Benar, kan, apa yang aku ucapkan pada El kemarin? Aku langsung sembuh dan bisa menjalankan aktifitasku seperti biasa. Yah, mungkin kalian menyangka aku sakit pura-pura kemarin. Namun percayalah, mental break down bisa membuat orang sakit. Sepertiku kemarin. Namun sialnya, entah aku terlalu bersemangat atau apa, datang ke sekolah aku langsung pergi ke ruang guru untuk memberikan surat sakitku yang kemarin. Dan menyebalkannya, aku di suruh oleh Pak Zen-guru olahragaku-untuk pergi ke ruang olahraga hanya untuk menyimpan 6 buah raket.
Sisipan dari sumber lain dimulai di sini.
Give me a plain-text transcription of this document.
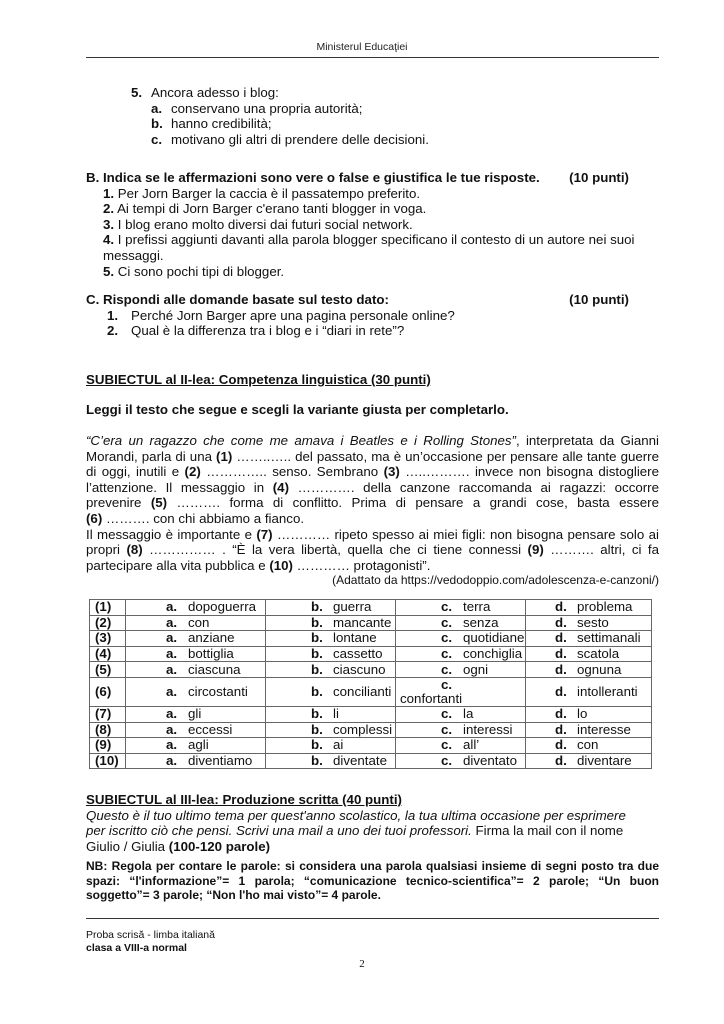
Ministerul Educaţiei
5. Ancora adesso i blog:
a. conservano una propria autorità;
b. hanno credibilità;
c. motivano gli altri di prendere delle decisioni.
B. Indica se le affermazioni sono vere o false e giustifica le tue risposte. (10 punti)
1. Per Jorn Barger la caccia è il passatempo preferito.
2. Ai tempi di Jorn Barger c'erano tanti blogger in voga.
3. I blog erano molto diversi dai futuri social network.
4. I prefissi aggiunti davanti alla parola blogger specificano il contesto di un autore nei suoi
messaggi.
5. Ci sono pochi tipi di blogger.
C. Rispondi alle domande basate sul testo dato:	(10 punti)
1. Perché Jorn Barger apre una pagina personale online?
2. Qual è la differenza tra i blog e i “diari in rete”?
SUBIECTUL al II-lea: Competenza linguistica (30 punti)
Leggi il testo che segue e scegli la variante giusta per completarlo.
“C’era un ragazzo che come me amava i Beatles e i Rolling Stones”, interpretata da Gianni
Morandi, parla di una (1) ……..….. del passato, ma è un’occasione per pensare alle tante guerre
di oggi, inutili e (2) ………….. senso. Sembrano (3) …..………. invece non bisogna distogliere
l’attenzione. Il messaggio in (4) …………. della canzone raccomanda ai ragazzi: occorre
prevenire (5) ………. forma di conflitto. Prima di pensare a grandi cose, basta essere
(6) ………. con chi abbiamo a fianco.
Il messaggio è importante e (7) ………… ripeto spesso ai miei figli: non bisogna pensare solo ai
propri (8) …………… . “È la vera libertà, quella che ci tiene connessi (9) ………. altri, ci fa
partecipare alla vita pubblica e (10) ………… protagonisti”.
(Adattato da https://vedodoppio.com/adolescenza-e-canzoni/)
(1)	a. dopoguerra	b. guerra	c. terra	d. problema
(2)	a. con	b. mancante	c. senza	d. sesto
(3)	a. anziane	b. lontane	c. quotidiane	d. settimanali
(4)	a. bottiglia	b. cassetto	c. conchiglia	d. scatola
(5)	a. ciascuna	b. ciascuno	c. ogni	d. ognuna
(6)	a. circostanti	b. concilianti	c.confortanti	d. intolleranti
(7)	a. gli	b. li	c. la	d. lo
(8)	a. eccessi	b. complessi	c. interessi	d. interesse
(9)	a. agli	b. ai	c. all’	d. con
(10)	a. diventiamo	b. diventate	c. diventato	d. diventare
SUBIECTUL al III-lea: Produzione scritta (40 punti)
Questo è il tuo ultimo tema per quest'anno scolastico, la tua ultima occasione per esprimere
per iscritto ciò che pensi. Scrivi una mail a uno dei tuoi professori. Firma la mail con il nome
Giulio / Giulia (100-120 parole)
NB: Regola per contare le parole: si considera una parola qualsiasi insieme di segni posto tra due
spazi: “l'informazione”= 1 parola; “comunicazione tecnico-scientifica”= 2 parole; “Un buon
soggetto”= 3 parole; “Non l'ho mai visto”= 4 parole.
Proba scrisă - limba italiană
clasa a VIII-a normal
2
Dan apakah dia tidak mengerti? Aku baru saja sembuh! Seenaknya saja dia menyuruhku ini-itu. Mungkin, kalau saja aku seorang murid yang berandalan atau bandel, aku akan dengan senang hati menolak permintaan Pak Zen. Namun apalah daya? Aku hanyalah Reana si murid biasa-biasa saja, yang mungkin tidak akan di lirik guru jika aku tidak cukup aktif di kelas. Yah, walaupun aku bukan pentolan sekolah, tapi aku ini pentolan kelas karena berteman dengan Bella dan Siska yang notabenenya murid yang selalu berisik di kelas.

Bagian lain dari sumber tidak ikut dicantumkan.